“Una balena arenata, ecco come mi sentivo…”(1)
Quando si torna a casa, finalmente, con il proprio pargolo fra le braccia ci si immerge in una realtà nuova alla quale bisogna abituarsi. Dalle camere di ospedale sempre affollate di parenti… al deserto di casa.

Il desiderio di tranquillità e pace, di viversi questo momento in solitudine potrebbe tramutarsi ben presto in senso dell’abbandono. Non più “una madre fra le tante in reparto”, ma madre a casa propria, fra le mura della propria abitazione. Così silenziosa, così “esigente”, così poco ovattata rispetto a quanto ci si aspettasse. Una donna che diventa madre deve fare i conti con questo nuovo io appena nato, deve fare l’abitudine con i nuovi ritmi, con le nuove esigenze, con il suo nuovo orologio che non sempre dipende da lei…
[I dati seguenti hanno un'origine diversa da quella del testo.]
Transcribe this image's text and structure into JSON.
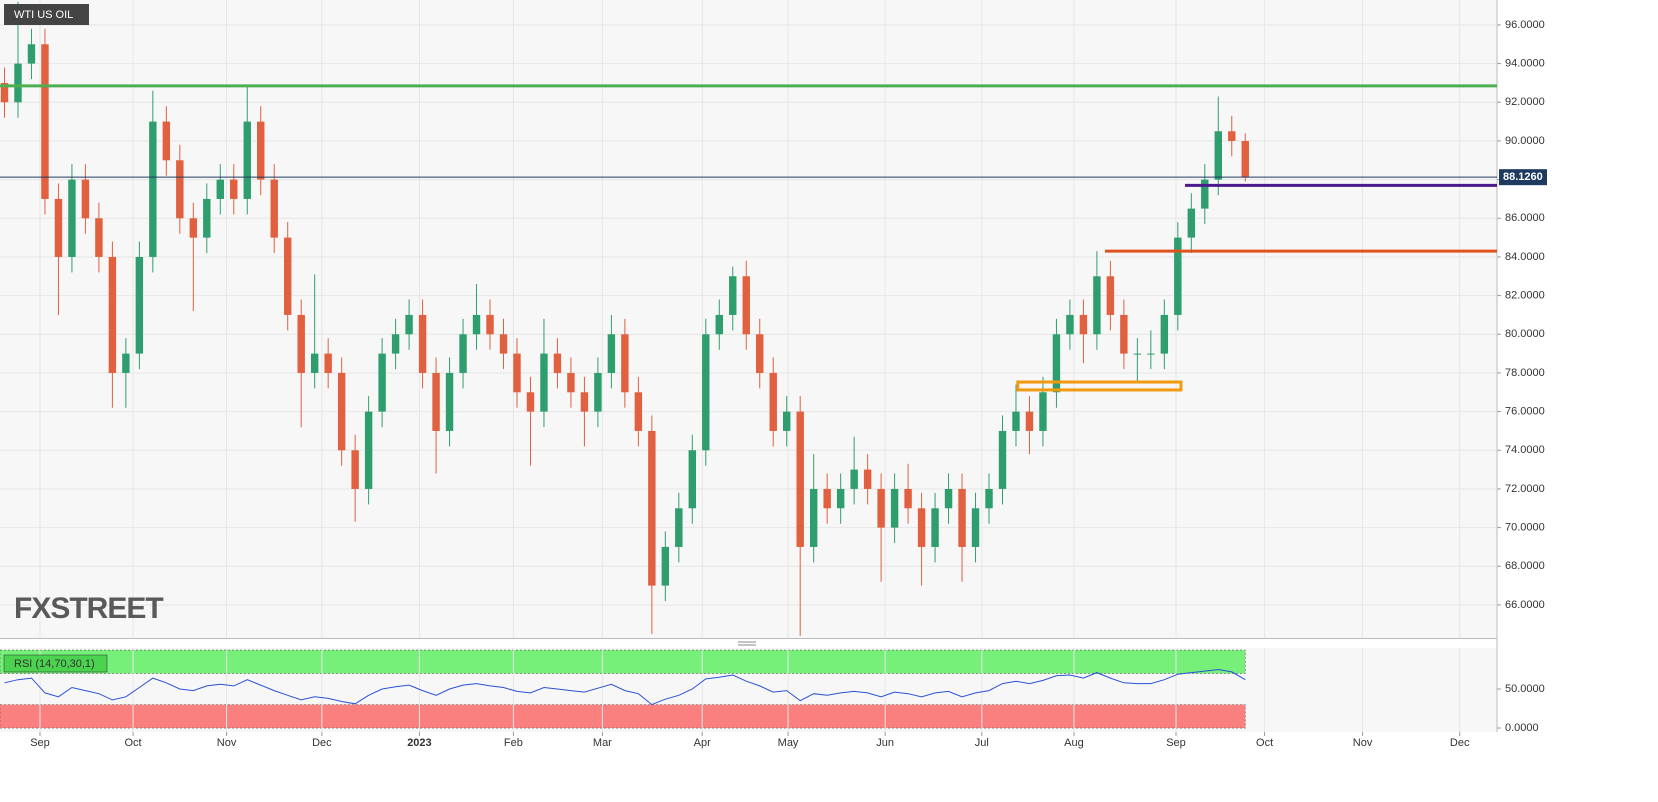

Questi cambiamenti potrebbero generare paure e ansie che, se non affrontate ed esplicitate, potrebbero condurre alla depressione post partum. Dal punto di vista statistico: – Psicosi post partum 1 donna su 1000: forma grave di depressione che richiede misure mediche tempestive. – Maternity blues 70% delle donne: come da definizione winnicottiana, si intendono le prolungate e frequenti crisi di pianto, gli stati d’animo misto di tristezza e ansia che però tendono a scomparire nel giro di una quindicina di giorni. Non necessita di cure. – Depressione post partum 10% delle donne: presenta sintomi tipici della maternity blues più accentuati che si prolungano per lungo tempo (da qualche settimana a un anno).
La cura consiste nella somministrazione di antidepressivi e con la psicoterapia fino alla completa scomparsa dei sintomi. Più comune è il maternity blues anche se erroneamente non si fa distinzione e si parla sempre di crisi post partum.
È indispensabile riuscire a circoscrivere questa crisi nella prima fase e superarla per prevenire problematiche successive.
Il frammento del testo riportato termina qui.